Le fait que certains partis dépensent leur argent de manière inefficace ne doit cependant pas occulter le risque de distorsion de l’argent dans une campagne, lorsque celui-ci est dépensé efficacement.
Dérives et remèdes
Au-delà de l’inégalité des chances, la course aux budgets de campagne comporte des risques importants: surenchère pour le financement et risque de corruption;dérive ploutocratique: la politique peut être achetée par des milliardaires; forte exposition des partis politiques et des élus aux pressions des lobbies. Ces derniers n’hésitent plus à financer les campagnes des partis et des personnes en échange des services rendus. Le constitutionnaliste Tiziano Balmelli parle à juste titre de «dégradation des processus démocratiques». Il poursuiten soulignant que «les formes de propagandes de nature purement commerciale étouffent le débat public sur les problèmes de société et les propositions de solution(…)».
Trois solutions
Pour y remédier, trois solutions sont envisageables:
1. La transparence du financement des partis et des lobbys. Le Conseil National a récemment rejeté mon initiative parlementaire dans ce sens par 78 voix contre 60. Ce score serré montre que les partis du centre ne sont plus complètement insensibles au problème. Cette solution ne résoudrait cependant pas forcément la question de l’inégalité des chances: si le ou les milliardaires qui financent l’UDC assument leur position, l’inégalité demeure. J’avais tenté la voie de la transparence parce qu’il s’agit de la restriction la plus légère des droits fondamentaux. Son application aurait permis de démasquer les lobbys. Il restera cependant difficile de trouver une majorité, car les Radicaux craignent de perdre leurs meilleurs donateurs, et de s’affaiblir encore un peu face à l’UDC.

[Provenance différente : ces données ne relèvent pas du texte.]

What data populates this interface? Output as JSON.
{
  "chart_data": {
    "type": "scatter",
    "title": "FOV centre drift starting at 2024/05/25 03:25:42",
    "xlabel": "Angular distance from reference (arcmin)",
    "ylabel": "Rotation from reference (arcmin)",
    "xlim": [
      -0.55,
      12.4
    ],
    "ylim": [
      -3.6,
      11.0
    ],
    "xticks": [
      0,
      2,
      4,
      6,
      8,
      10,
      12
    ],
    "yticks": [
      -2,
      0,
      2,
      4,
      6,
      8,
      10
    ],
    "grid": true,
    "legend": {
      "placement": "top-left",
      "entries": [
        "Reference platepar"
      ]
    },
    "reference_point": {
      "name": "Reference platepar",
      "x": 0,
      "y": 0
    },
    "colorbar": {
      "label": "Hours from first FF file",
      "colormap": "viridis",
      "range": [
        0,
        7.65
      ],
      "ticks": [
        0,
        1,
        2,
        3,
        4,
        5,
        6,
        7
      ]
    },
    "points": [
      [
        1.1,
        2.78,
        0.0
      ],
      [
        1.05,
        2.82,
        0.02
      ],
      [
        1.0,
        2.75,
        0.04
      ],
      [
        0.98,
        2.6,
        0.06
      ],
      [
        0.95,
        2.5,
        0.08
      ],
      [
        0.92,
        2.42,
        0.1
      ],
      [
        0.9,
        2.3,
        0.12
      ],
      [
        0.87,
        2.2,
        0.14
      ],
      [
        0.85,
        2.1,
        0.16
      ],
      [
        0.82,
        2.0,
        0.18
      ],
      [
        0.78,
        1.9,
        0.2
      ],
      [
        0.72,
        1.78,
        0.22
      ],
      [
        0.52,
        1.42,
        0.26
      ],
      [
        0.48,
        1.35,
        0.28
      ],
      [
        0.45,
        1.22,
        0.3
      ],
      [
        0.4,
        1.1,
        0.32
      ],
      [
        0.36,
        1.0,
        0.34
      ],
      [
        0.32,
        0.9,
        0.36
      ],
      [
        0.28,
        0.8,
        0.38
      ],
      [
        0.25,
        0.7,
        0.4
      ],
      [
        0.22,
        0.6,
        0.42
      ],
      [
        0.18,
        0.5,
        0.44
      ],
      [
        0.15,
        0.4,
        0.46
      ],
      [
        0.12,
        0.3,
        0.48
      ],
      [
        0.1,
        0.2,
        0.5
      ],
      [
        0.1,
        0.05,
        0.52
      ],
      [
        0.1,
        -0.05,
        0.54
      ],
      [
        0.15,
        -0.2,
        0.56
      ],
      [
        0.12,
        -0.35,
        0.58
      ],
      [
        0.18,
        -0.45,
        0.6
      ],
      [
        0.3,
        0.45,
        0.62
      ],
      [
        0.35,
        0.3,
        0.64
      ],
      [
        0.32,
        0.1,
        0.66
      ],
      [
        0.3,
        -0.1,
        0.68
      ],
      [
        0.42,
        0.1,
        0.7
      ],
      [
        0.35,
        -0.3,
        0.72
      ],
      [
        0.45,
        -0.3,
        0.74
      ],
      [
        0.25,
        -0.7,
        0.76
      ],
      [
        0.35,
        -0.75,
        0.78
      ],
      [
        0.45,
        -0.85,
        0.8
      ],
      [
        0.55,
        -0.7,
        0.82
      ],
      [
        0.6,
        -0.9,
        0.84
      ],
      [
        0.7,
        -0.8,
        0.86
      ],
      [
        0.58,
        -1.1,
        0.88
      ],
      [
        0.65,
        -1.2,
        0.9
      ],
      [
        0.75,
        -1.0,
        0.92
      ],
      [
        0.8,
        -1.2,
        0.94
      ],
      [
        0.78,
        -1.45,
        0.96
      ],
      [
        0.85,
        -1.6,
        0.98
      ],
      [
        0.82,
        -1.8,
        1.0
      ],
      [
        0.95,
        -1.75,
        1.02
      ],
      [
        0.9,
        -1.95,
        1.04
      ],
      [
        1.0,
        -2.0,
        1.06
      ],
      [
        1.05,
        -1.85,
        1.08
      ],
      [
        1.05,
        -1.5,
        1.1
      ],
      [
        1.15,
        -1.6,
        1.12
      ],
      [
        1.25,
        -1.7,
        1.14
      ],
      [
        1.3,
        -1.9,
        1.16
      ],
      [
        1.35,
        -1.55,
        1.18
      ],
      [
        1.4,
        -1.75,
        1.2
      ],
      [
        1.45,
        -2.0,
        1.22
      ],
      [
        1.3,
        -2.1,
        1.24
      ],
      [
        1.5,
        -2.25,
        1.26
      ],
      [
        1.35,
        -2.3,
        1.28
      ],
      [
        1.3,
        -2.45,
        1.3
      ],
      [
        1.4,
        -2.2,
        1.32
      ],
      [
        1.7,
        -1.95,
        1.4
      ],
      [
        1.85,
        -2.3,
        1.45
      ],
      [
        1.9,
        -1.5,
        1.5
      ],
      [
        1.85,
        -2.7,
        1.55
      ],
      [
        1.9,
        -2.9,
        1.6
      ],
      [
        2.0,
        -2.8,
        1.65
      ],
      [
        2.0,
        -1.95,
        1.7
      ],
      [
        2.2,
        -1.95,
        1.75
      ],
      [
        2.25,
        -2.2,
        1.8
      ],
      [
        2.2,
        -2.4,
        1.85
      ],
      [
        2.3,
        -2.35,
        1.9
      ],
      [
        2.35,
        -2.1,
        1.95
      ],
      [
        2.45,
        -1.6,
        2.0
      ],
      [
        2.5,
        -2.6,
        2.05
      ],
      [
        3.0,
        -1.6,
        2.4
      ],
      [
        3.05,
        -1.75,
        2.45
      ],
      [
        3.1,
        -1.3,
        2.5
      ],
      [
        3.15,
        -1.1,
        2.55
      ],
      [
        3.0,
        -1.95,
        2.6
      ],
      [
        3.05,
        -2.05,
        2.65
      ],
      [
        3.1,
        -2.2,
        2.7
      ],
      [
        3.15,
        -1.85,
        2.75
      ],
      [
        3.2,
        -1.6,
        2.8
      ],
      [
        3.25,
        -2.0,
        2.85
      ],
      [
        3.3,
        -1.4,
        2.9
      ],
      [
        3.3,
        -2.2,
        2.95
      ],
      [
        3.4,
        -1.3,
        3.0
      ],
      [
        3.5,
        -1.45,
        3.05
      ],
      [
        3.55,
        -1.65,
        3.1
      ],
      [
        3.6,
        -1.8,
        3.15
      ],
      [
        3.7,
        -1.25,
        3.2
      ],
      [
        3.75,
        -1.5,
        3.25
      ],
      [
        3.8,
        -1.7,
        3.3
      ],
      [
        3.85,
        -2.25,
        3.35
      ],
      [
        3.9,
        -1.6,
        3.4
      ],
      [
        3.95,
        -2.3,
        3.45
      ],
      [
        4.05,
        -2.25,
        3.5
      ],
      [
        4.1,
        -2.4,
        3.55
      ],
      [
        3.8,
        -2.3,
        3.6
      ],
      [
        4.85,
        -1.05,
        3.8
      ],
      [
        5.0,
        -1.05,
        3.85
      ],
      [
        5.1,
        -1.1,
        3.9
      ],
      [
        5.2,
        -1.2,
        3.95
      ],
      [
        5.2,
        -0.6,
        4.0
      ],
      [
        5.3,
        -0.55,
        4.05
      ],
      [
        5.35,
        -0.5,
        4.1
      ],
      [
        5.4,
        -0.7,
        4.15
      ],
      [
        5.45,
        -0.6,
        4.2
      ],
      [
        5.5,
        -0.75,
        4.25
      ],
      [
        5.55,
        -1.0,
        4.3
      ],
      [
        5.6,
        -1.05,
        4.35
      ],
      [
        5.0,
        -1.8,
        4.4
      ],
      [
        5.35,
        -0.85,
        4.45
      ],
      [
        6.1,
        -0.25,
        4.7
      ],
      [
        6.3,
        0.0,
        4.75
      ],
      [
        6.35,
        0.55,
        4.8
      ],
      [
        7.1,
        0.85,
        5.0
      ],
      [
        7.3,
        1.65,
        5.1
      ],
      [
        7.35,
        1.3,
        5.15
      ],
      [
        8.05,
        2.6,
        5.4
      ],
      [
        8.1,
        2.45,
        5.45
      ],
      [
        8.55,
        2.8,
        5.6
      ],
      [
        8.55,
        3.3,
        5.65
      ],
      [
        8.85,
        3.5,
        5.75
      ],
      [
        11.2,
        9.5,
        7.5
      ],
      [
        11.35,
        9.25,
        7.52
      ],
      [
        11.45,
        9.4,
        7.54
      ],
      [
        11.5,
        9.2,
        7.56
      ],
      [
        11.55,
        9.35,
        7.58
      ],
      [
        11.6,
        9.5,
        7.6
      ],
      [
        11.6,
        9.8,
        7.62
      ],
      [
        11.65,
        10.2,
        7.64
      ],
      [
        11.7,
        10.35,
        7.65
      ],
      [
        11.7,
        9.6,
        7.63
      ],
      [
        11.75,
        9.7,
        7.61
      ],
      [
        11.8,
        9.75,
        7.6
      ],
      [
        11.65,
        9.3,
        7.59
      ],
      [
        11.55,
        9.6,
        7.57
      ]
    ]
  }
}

2. Le plafonnement des dépenses de campagnes. Cette solution a le mérite d’empoigner frontalement le problème. Les expériences étrangères et les travaux de Tiziano Balmelli montrent qu’elle est tout à fait praticable, du moins à partir du moment où les listes électorales sont déposées. Moyennant quelques dispositifs anti-contournement, le système marche. Cette solution pourrait s’avérer plus attrayante pour le PRD et le PDC, car elle garantit un rééquilibrage face à l’UDC. Les discussions en marge de mon initiative sur la transparence m’ont montré au centre-droite une certaine ouverture à ce propos. C’est donc une voie à poursuivre. Quantitativement, il faudrait limiter les campagnes à un total national global d’environ 5 millions par parti, ce qui correspondrait environ aux campagnes PS et PDC. La limitation des budgets de campagnes deviendrait en tous les cas indispensable si la publicité politique était autorisée à la télévision. Par le biais de l’accord MEDIA avec l’UE, ce risque semble malheureusement devoir se concrétiser.
A relever que le plafonnement des dépenses de campagnes désamorce en partie le problème de la transparence: s’il n’a pas de besoins financiers trop élevés, un parti peut plus facilement se permettre de refuser les contre-parties exigées par certains bailleurs de fonds. C’est donc un gage d’indépendance.
3. Un financement étatique qui aille au-delà de celui attribué actuellement aux groupes parlementaires pour leur secrétariat scientifique. Cette solution n’a cependant pas que des avantages: primo, elle n’apporte rien si elle n’est pas combinée au plafonnement des dépenses. Secundo, elle peut avoir un effet pervers, à savoir celui d’obliger les lobbies à surenchérir pour «acheter» les partis. Tertio, elle implique une certaine forme de cartellisation et accroît l’inertie de la vie politique, car les partis établis en retirent un avantage. Si elle se fait au prorata des rapports de force existants, elle contribue à figer ces derniers, ce qui n’est pas souhaitable.